Minority shareholders argue that formalizing performance bonuses regardless of earnings volatility could undermine shareholder value by increasing fixed costs. The Korea Shareholder Activism Headquarters, a minority shareholder group, plans to stage a protest on May 21 near the residence of Samsung Electronics Executive Chair Lee Jae-yong in Seoul’s Hannam-dong neighborhood, calling for stronger protection of shareholder rights.
According to the shareholder group, the rally was initially organized as a countermeasure against a potential labor strike, but after labor and management reached a tentative agreement, it is expected to focus instead on criticism of the company’s compensation deal with the union.
Min Kyung-kwon, head of the group, said the organization plans to release a statement emphasizing the need to secure shareholders’ standing in future labor-management bonus negotiations.

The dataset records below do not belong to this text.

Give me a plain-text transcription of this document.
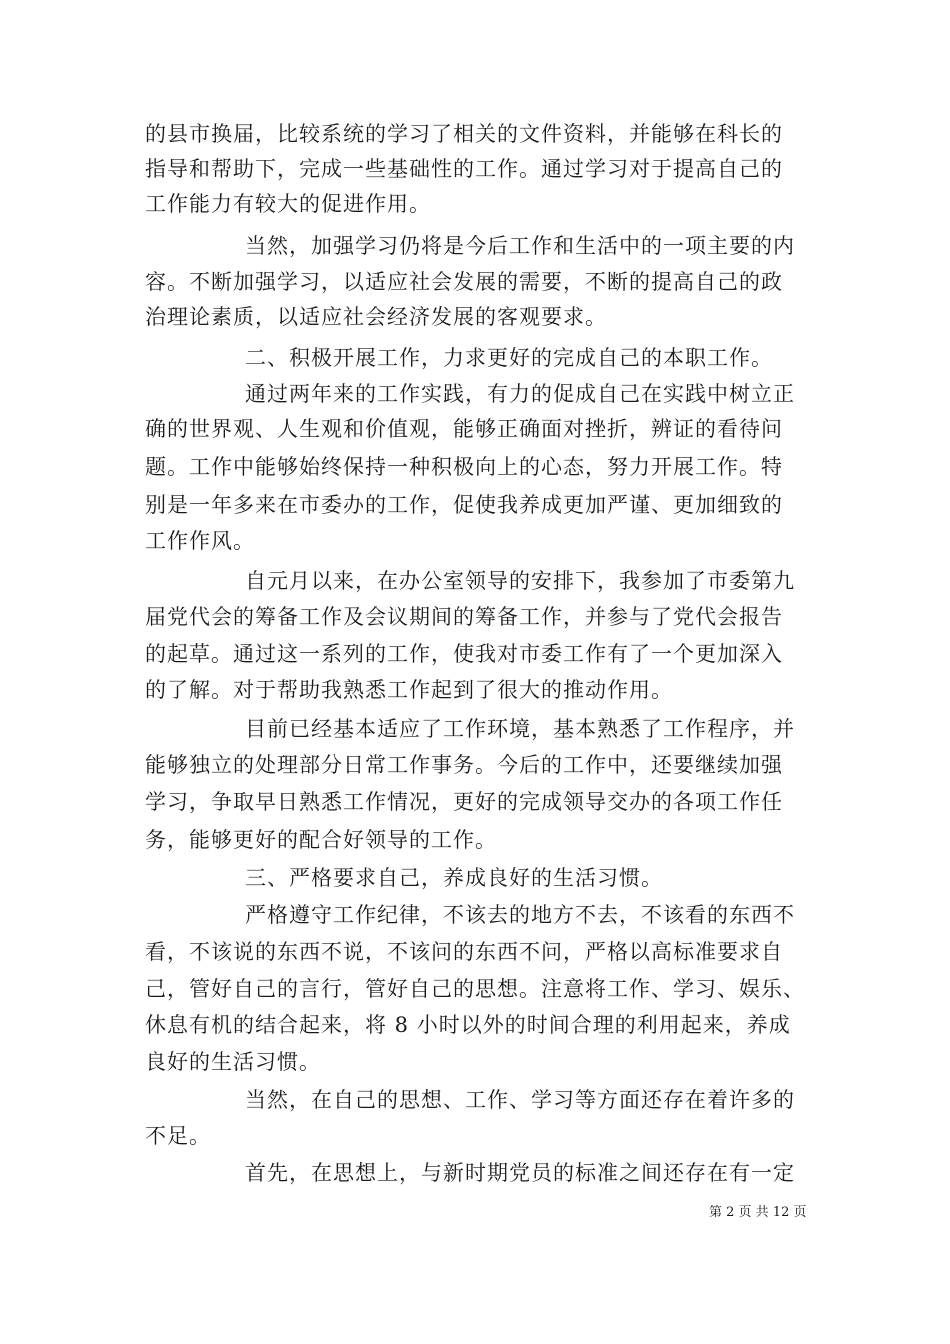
的县市换届，比较系统的学习了相关的文件资料，并能够在科长的
指导和帮助下，完成一些基础性的工作。通过学习对于提高自己的
工作能力有较大的促进作用。
当然，加强学习仍将是今后工作和生活中的一项主要的内
容。不断加强学习，以适应社会发展的需要，不断的提高自己的政
治理论素质，以适应社会经济发展的客观要求。
二、积极开展工作，力求更好的完成自己的本职工作。
通过两年来的工作实践，有力的促成自己在实践中树立正
确的世界观、人生观和价值观，能够正确面对挫折，辨证的看待问
题。工作中能够始终保持一种积极向上的心态，努力开展工作。特
别是一年多来在市委办的工作，促使我养成更加严谨、更加细致的
工作作风。
自元月以来，在办公室领导的安排下，我参加了市委第九
届党代会的筹备工作及会议期间的筹备工作，并参与了党代会报告
的起草。通过这一系列的工作，使我对市委工作有了一个更加深入
的了解。对于帮助我熟悉工作起到了很大的推动作用。
目前已经基本适应了工作环境，基本熟悉了工作程序，并
能够独立的处理部分日常工作事务。今后的工作中，还要继续加强
学习，争取早日熟悉工作情况，更好的完成领导交办的各项工作任
务，能够更好的配合好领导的工作。
三、严格要求自己，养成良好的生活习惯。
严格遵守工作纪律，不该去的地方不去，不该看的东西不
看，不该说的东西不说，不该问的东西不问，严格以高标准要求自
己，管好自己的言行，管好自己的思想。注意将工作、学习、娱乐、
休息有机的结合起来，将 8 小时以外的时间合理的利用起来，养成
良好的生活习惯。
当然，在自己的思想、工作、学习等方面还存在着许多的
不足。
首先，在思想上，与新时期党员的标准之间还存在有一定
第 2 页 共 12 页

The protest follows the inclusion in the tentative agreement of a special performance bonus for Samsung Electronics’ Device Solutions (DS) division, funded at 10.5% of business performance and guaranteed for the next 10 years. While shareholders have acknowledged the need for fair compensation for employees, they insist that such arrangements should not come at the expense of shareholder property rights.
In a statement released the previous day, the shareholder group argued that labor-management agreements made without approval at a shareholders’ meeting “cannot constitute a legally valid final agreement under Korea’s Commercial Act and Trade Union Act.” The group warned that if Samsung Electronics signs a wage or collective bargaining agreement forcing profit-linked bonuses without shareholder approval, it would pursue all available legal measures to block related corporate spending.
The group is also preparing to exercise shareholder rights against the company. Using the minority shareholder platform Act, it aims to secure at least a 1% stake, the threshold required under Korean commercial law to initiate shareholder derivative lawsuits.
The organization is additionally preparing letters urging domestic and foreign institutional investors to join efforts to defend shareholder rights. It has also launched a Naver online community to collect shareholder opinions and plans to formally request written explanations from Samsung Electronics regarding the legal basis for bonus calculations, consistency with distributable profits, and board decision-making procedures.
Experts say the labor agreement successfully removed the immediate threat of a strike, but they caution that codifying performance bonuses amid ongoing management uncertainty could provoke further resistance from capital markets.
Hong Ki-yong, a professor at the University of Incheon’s School of Business, said companies could face accusations of breach of trust or shareholder lawsuits if they agree to excessive bonuses at shareholders’ expense.
“There is no shareholder who would agree to reduce shareholder returns in order to pay performance bonuses that are not even part of ordinary wages,” Hong said. “The company may need to seek shareholder approval through an extraordinary general meeting. Mediation or agreements reached without shareholder consent could trigger legal disputes.”